62. (…) L’article 4, paragraphe 3, de la directive 2011/92 doit être interprété en ce sens que, dans le cadre d’un examen au cas par cas, du point de savoir si un projet est susceptible d’avoir des incidences notables sur l’environnement et doit donc être soumis à une évaluation de ses incidences sur l’environnement, l’autorité compétente doit examiner le projet concerné au regard de tous les critères de sélection énumérés à l’annexe III de cette directive afin de déterminer les critères pertinents dans le cas d’espèce et doit ensuite appliquer ces critères pertinents à la situation de l’espèce.

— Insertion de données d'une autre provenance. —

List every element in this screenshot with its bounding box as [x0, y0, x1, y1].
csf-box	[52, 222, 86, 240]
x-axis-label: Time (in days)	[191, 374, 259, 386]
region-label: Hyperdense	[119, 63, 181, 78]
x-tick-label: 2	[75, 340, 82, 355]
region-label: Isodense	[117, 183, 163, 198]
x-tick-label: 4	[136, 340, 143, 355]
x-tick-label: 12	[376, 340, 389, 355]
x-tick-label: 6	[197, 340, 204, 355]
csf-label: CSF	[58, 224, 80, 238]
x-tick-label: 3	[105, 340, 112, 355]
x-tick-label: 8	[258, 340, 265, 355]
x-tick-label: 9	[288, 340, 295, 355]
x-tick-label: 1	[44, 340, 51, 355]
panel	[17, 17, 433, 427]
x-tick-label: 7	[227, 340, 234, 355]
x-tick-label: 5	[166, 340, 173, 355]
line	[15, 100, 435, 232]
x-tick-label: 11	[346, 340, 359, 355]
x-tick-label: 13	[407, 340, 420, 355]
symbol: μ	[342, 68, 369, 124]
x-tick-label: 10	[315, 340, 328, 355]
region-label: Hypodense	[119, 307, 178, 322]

Par ailleurs, la Cour de Justice ajoute que :
81. (…) la directive 2011/92 doit être interprétée en ce sens qu’elle s’oppose à l’octroi, avant ou pendant la réalisation d’une évaluation des incidences sur l’environnement requise ou avant la fin d’un examen au cas par cas des incidences sur l’environnement visant à déterminer si une telle évaluation est nécessaire, de permis de construire pour des projets individuels de travaux qui s’inscrivent dans le cadre de projets de travaux d’aménagement urbain plus vastes.